If you have politically prococious offspring and want a photo like the top one there are two problems standing in your way.
First, the general public are no longer admitted to Downing Street. Suppose you are able to pull strings to fix a photo-shoot, the second problem is which door to stand outside. Both David Cameron and Theresa May chose to live in No. 11 Downing Street and their Chancellors reside at No 10. It’s not so inconvenient living above the wrong shop as you might imagine. The two buildings have internal access.
Do you remember Help, the second Beatles film? John, George, Paul and Ringo are dropped off in a street of terraced houses and each goes up the path to their own front door. When they go in it transpires that the doors open into one longish communal living room.
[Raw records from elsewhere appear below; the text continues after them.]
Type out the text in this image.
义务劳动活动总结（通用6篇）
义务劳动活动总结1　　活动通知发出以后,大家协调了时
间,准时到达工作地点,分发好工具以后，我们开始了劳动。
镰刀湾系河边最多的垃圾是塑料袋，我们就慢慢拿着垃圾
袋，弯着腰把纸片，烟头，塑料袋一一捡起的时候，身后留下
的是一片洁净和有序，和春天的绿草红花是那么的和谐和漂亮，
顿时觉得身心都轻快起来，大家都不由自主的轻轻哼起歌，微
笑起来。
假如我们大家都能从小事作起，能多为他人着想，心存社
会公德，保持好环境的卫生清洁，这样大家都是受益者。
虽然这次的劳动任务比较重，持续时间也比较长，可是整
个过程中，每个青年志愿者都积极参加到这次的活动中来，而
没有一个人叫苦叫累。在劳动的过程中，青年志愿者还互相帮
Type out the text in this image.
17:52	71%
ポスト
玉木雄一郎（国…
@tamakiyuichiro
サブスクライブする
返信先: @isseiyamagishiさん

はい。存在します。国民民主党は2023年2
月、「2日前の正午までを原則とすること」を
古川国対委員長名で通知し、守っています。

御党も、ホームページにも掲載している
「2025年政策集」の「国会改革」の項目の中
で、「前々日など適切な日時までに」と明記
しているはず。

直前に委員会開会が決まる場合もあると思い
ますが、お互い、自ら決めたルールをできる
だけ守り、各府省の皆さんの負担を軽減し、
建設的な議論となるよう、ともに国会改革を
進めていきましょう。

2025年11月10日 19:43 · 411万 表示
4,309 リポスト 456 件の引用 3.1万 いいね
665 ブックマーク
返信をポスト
I don’t suppose Downing Street is as 1960s chic.
The Prime Minister has always, in my time anyway, ended up living at Chequers at weekends. Some started by trying to have family weekends at their own homes but they quickly found that they have too heavy a weekend workload to switch off completely. At Chequers they can mix their official duties with some semblance of family life. Angela Merkel was at a birthday party at Chequers for one of the Cameron children. Another time the Queen came to visit the Camerons. It wasn’t her first visit.
Dorneywood has been used recently by Chancellors of the Exchequer but this arrangement is flexible. When John Prescott was Deputy Prime Minister he lived there. One mid-week afternoon, to relax a little from his heavy workload, he took to the croquet lawn. It was unfortunate that there was one of the long-lens brigade in the shrubbery and the picture gave the wholly unwarranted impression that the deputy PM was skiving.
And then there is Chevening, for the use of the Foreign Secretary but now it is multiple-occupancy: Boris Johnson, David Davis and Liam Fox are sharing. Architecturally it is magnificent.
They shouldn’t complain about sharing. Boris can use the palatial No 1 Carlton Gardens as his London residence and at least they all got seats around the Cabinet table. Theresa May’s first game of Musical Chairs as PM left eleven ministers with nowhere to sit, crying Help! Well, they were first in the Sack Race.
The Home Secretary must have an official London residence, I suppose, though I can’t recollect.
There is no specific “grace and favour” residence for the Home Secretary. I think Willie Whitelaw lived in his own mews house near Gloucester Road. Other Home Secretaries may have been given g & f homes on an ad hoc basis.